This video continues the topic
of relational design, talking specifically
about multivalued dependencies and Fourth Normal Form.
I know I've reminded you many times
about relational designed by decomposition,
so let me do it very quickly.
The designer specifies mega relations
with all the information they
want to store and properties of the data.
The system decomposes the mega
relations into smaller relations that
have good properties -- no anomalies and no lost information.
When we have functional dependencies, as
are properties of the data, we
get Boyce-Codd Normal form, and
then when we add to the
functional dependencies multi-value dependencies
we get fourth normal form.
And the specification of multi-
value dependencies and decomposition into
Fourth Normal Form is the topic of this video.

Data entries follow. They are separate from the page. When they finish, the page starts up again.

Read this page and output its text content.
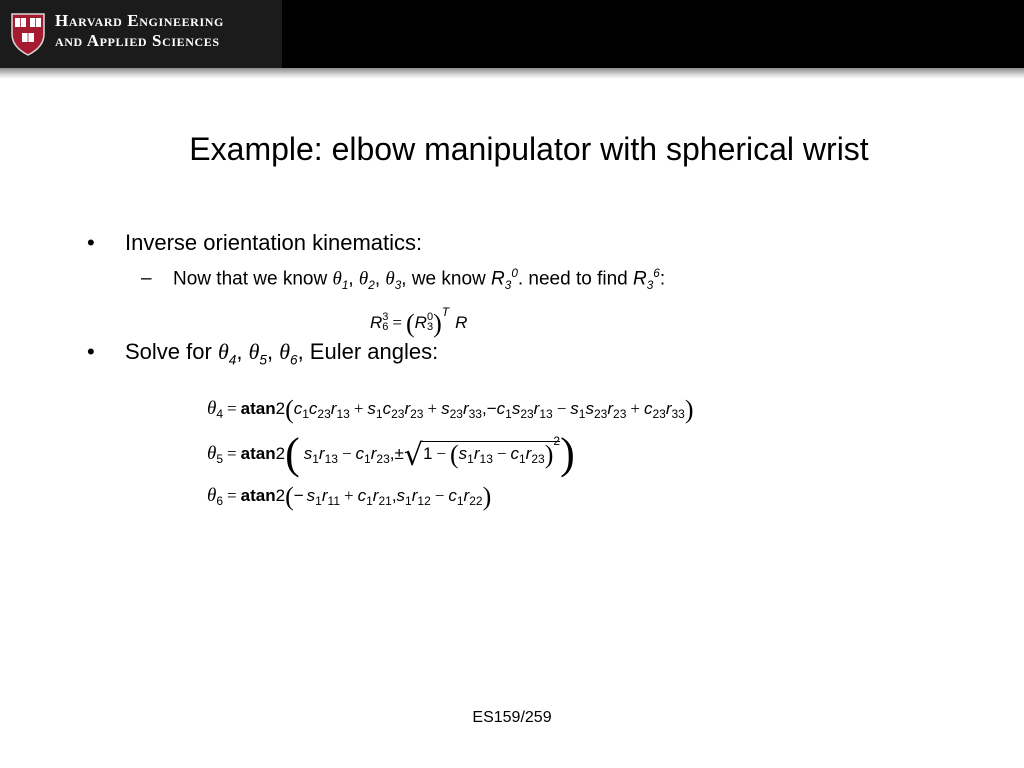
Harvard Engineering
and Applied Sciences
Example: elbow manipulator with spherical wrist
• Inverse orientation kinematics:
– Now that we know $\theta_1$, $\theta_2$, $\theta_3$, we know $R_3^0$. need to find $R_3^6$:
R 3
6 = (R 0
3 )$^T$R
• Solve for $\theta_4$, $\theta_5$, $\theta_6$, Euler angles:
$\theta_4 = atan2(c_1c_{23}r_{13} + s_1c_{23}r_{23} + s_{23}r_{33},-c_1s_{23}r_{13} - s_1s_{23}r_{23} + c_{23}r_{33})$
$\theta_5 = atan2$( $s_1r_{13} - c_1r_{23},\pm√1 - (s_1r_{13} - c_1r_{23})^2$)
$\theta_6 = atan2(- s_1r_{11} + c_1r_{21},s_1r_{12} - c_1r_{22})$
ES159/259
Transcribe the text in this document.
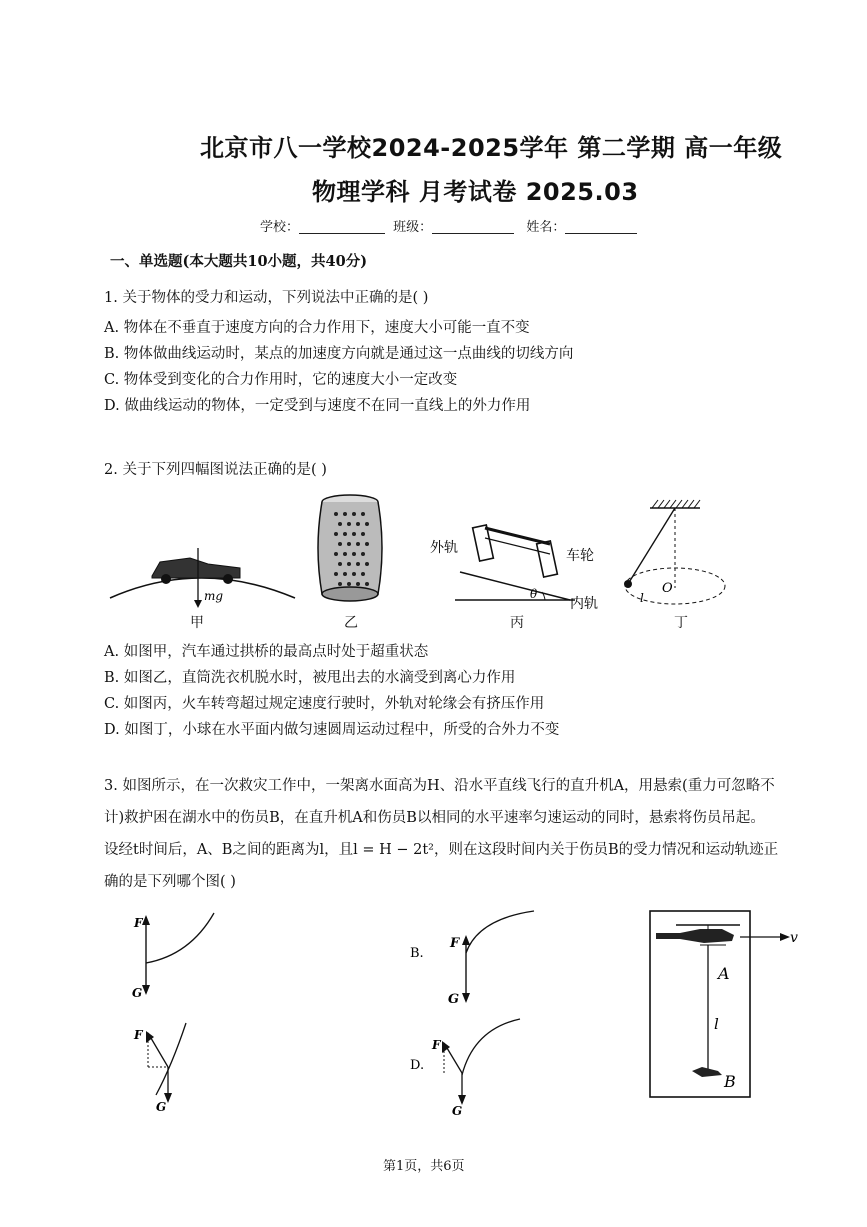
北京市八一学校2024-2025学年 第二学期 高一年级
物理学科 月考试卷 2025.03
学校：	班级：	姓名：
一、单选题(本大题共10小题，共40分)
1. 关于物体的受力和运动，下列说法中正确的是( )
A. 物体在不垂直于速度方向的合力作用下，速度大小可能一直不变
B. 物体做曲线运动时，某点的加速度方向就是通过这一点曲线的切线方向
C. 物体受到变化的合力作用时，它的速度大小一定改变
D. 做曲线运动的物体，一定受到与速度不在同一直线上的外力作用
2. 关于下列四幅图说法正确的是( )
mg
外轨	车轮
内轨
θ	O
l
甲	乙	丙	丁
A. 如图甲，汽车通过拱桥的最高点时处于超重状态
B. 如图乙，直筒洗衣机脱水时，被甩出去的水滴受到离心力作用
C. 如图丙，火车转弯超过规定速度行驶时，外轨对轮缘会有挤压作用
D. 如图丁，小球在水平面内做匀速圆周运动过程中，所受的合外力不变
3. 如图所示，在一次救灾工作中，一架离水面高为H、沿水平直线飞行的直升机A，用悬索(重力可忽略不
计)救护困在湖水中的伤员B，在直升机A和伤员B以相同的水平速率匀速运动的同时，悬索将伤员吊起。
设经t时间后，A、B之间的距离为l，且l = H − 2t²，则在这段时间内关于伤员B的受力情况和运动轨迹正
确的是下列哪个图( )
F
G
B.
F
G
F
G
D.
F
G
v
A
l
B
第1页，共6页
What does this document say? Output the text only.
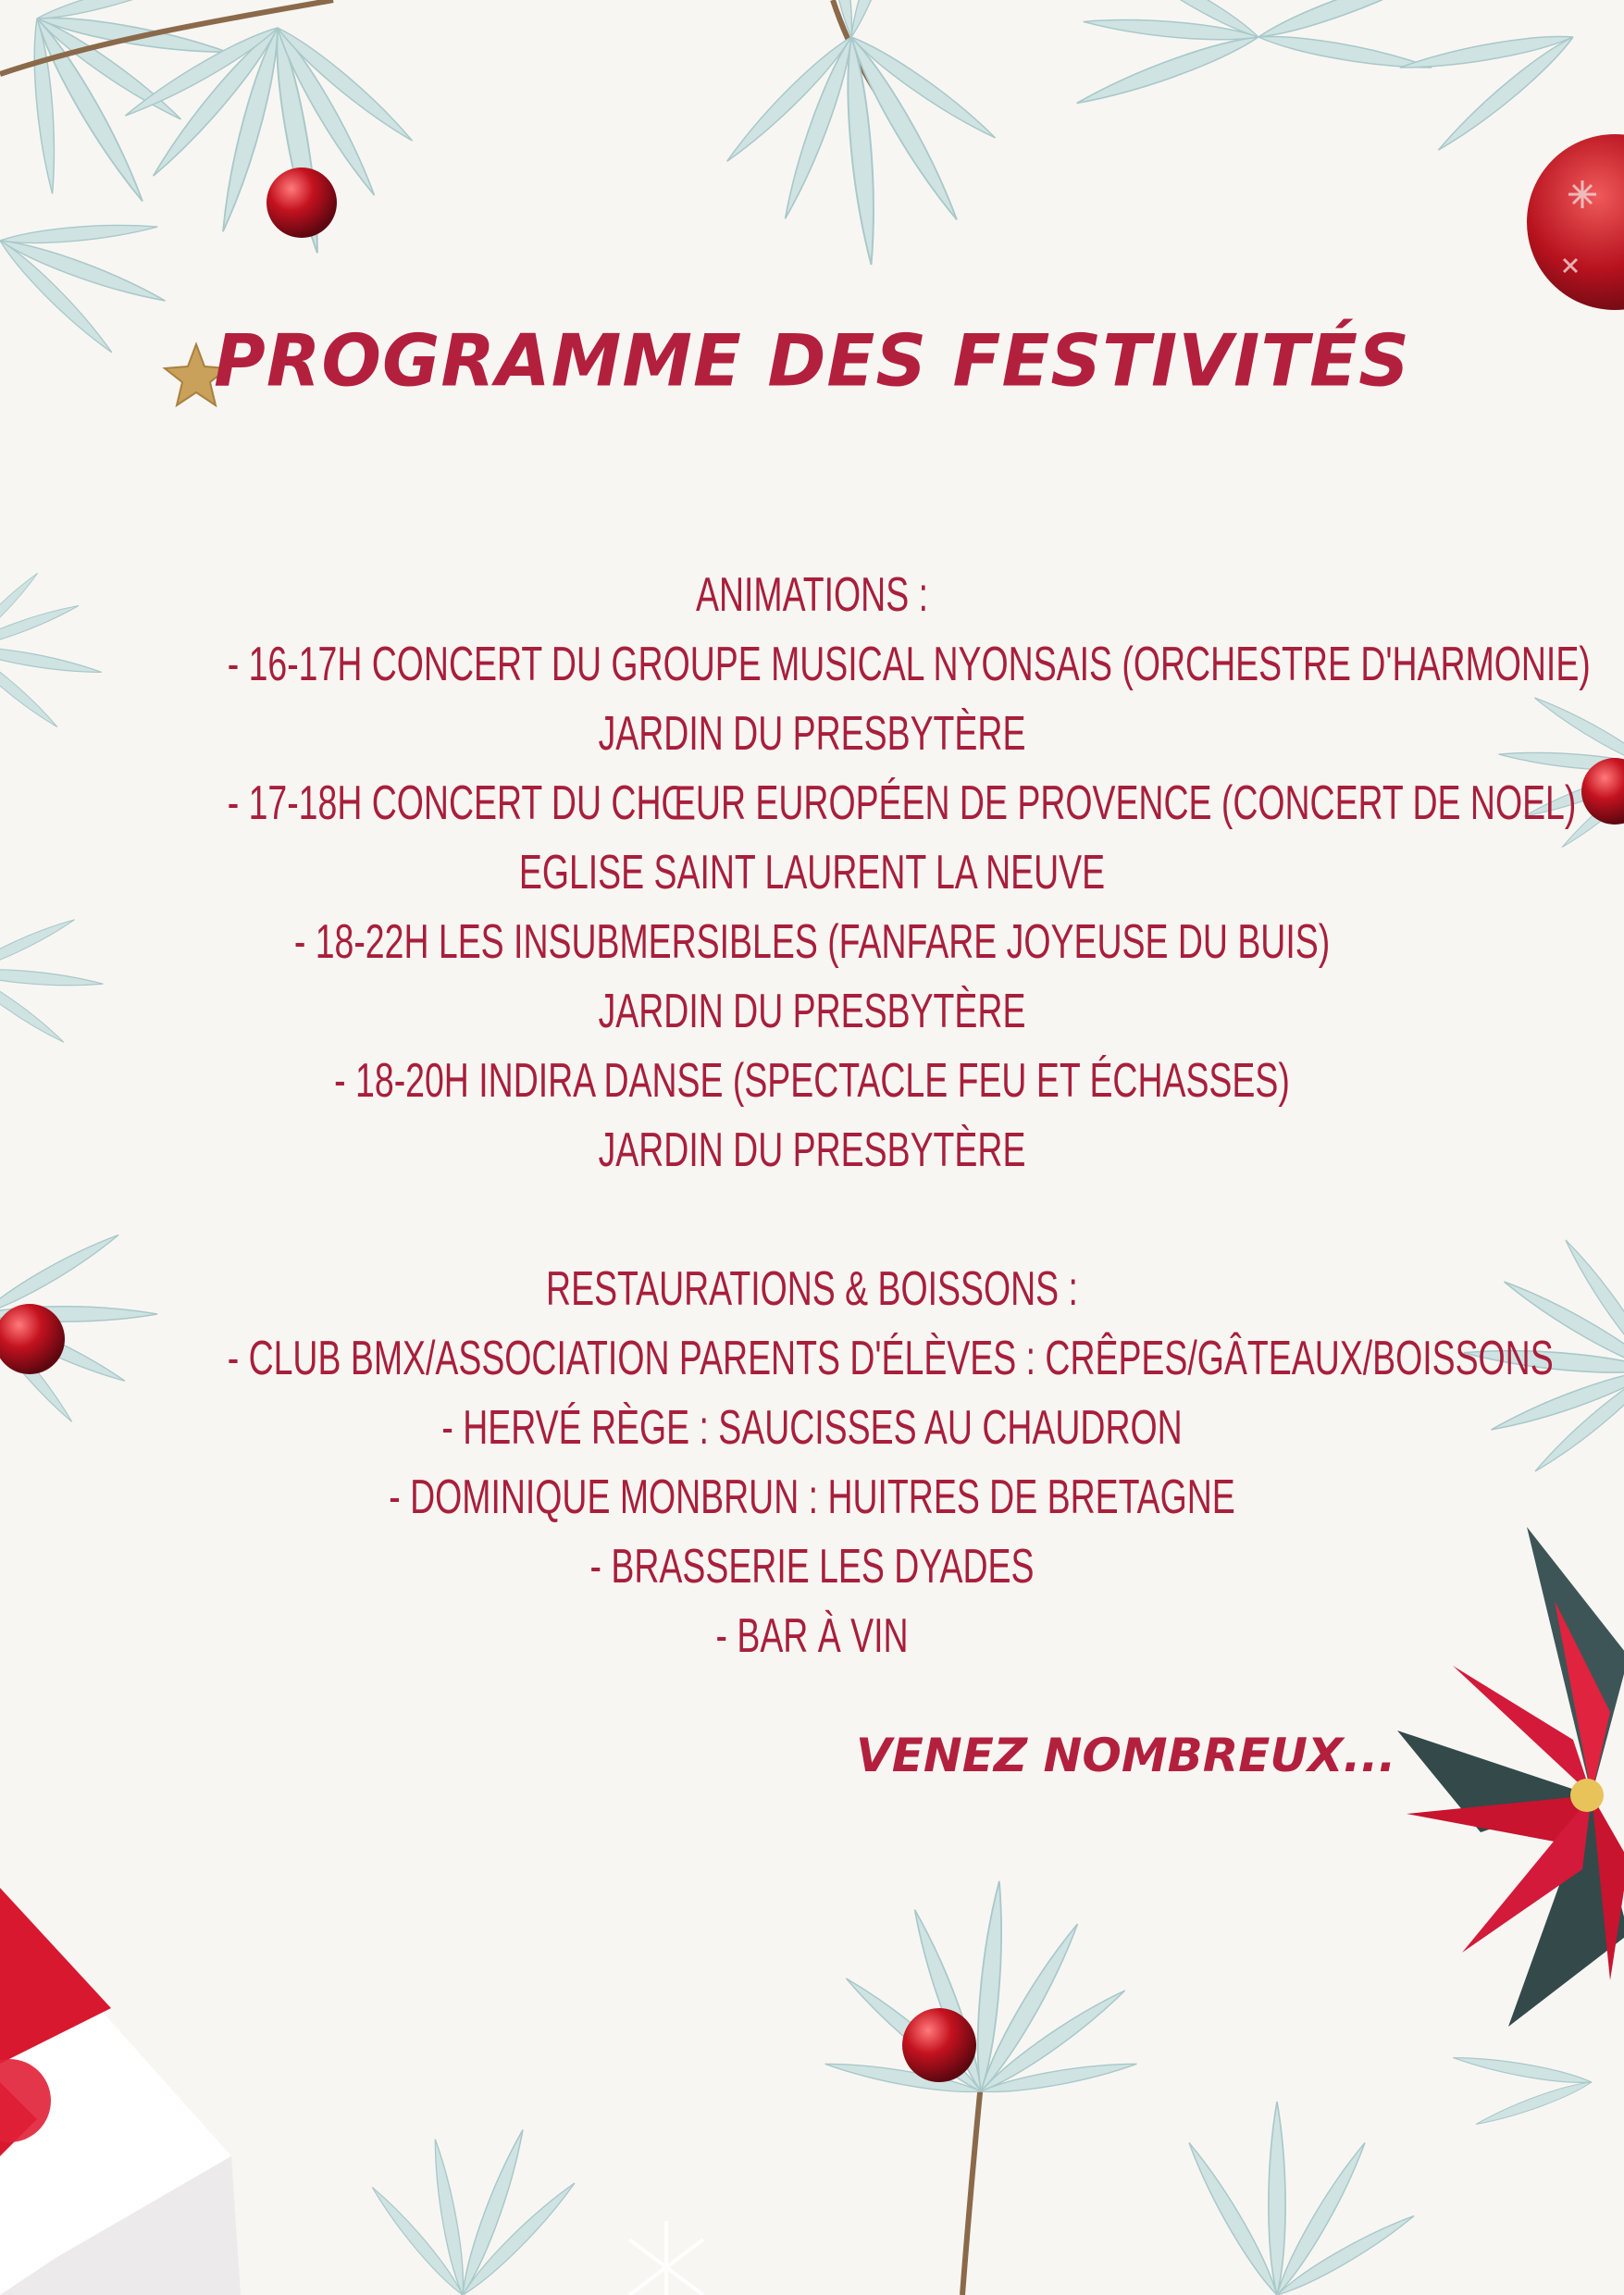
PROGRAMME DES FESTIVITÉS
ANIMATIONS :
- 16-17H CONCERT DU GROUPE MUSICAL NYONSAIS (ORCHESTRE D'HARMONIE)
JARDIN DU PRESBYTÈRE
- 17-18H CONCERT DU CHŒUR EUROPÉEN DE PROVENCE (CONCERT DE NOEL)
EGLISE SAINT LAURENT LA NEUVE
- 18-22H LES INSUBMERSIBLES (FANFARE JOYEUSE DU BUIS)
JARDIN DU PRESBYTÈRE
- 18-20H INDIRA DANSE (SPECTACLE FEU ET ÉCHASSES)
JARDIN DU PRESBYTÈRE
RESTAURATIONS & BOISSONS :
- CLUB BMX/ASSOCIATION PARENTS D'ÉLÈVES : CRÊPES/GÂTEAUX/BOISSONS
- HERVÉ RÈGE : SAUCISSES AU CHAUDRON
- DOMINIQUE MONBRUN : HUITRES DE BRETAGNE
- BRASSERIE LES DYADES
- BAR À VIN
VENEZ NOMBREUX...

As a reminder from earlier,
Fourth Normal Form is stronger
than Boyce-Codd Normal Form so
if we have here all of
the relations that are in Boyce-
Codd normal form, some subset
of those are also in fourth normal form.
When we have functional dependencies, we can guarantee Boyce Codd normal
form and then when we add
multi-value dependencies that's what
allows us to narrow down to
the stronger property of fourth normal form.
So let's start with an example.
We have information about students applying to colleges.
The student is identified by their social security number.
They may apply to several colleges
and in this video we're not going
to have college states, just college names.
We'll assume they're unique.
And then the student may have hobbies.
And they may apply, as I've said,
to several colleges and have several
hobbies, but let's assume for now those are independent.
So do we have any functional dependencies for this relation?
Actually we don't have any all.
The social security number does
not determine the college name
or the hobby or anything in the other direction.
With no functional dependencies, the
only key for the relation
then is all attributes of the relation.
So is this relation in Boyce-Codd Normal Form?
As you might remember from the
previous video, Boyce-Codd
Normal Form says all functional
dependencies have a key on the left hand side.
Well, since we have no functional dependencies then the answer is yes.
It is in Boyce-Codd normal form.
On the other hand do we think this is a good design?
I'm going to say no this is not a good design Why not?
Well, let's suppose that somebody
applies to five colleges
and they have, say, six hobbies.
Then to have all
combinations of colleges and
hobbies that would yield 30
tuples in the relation and clearly that's not a good idea.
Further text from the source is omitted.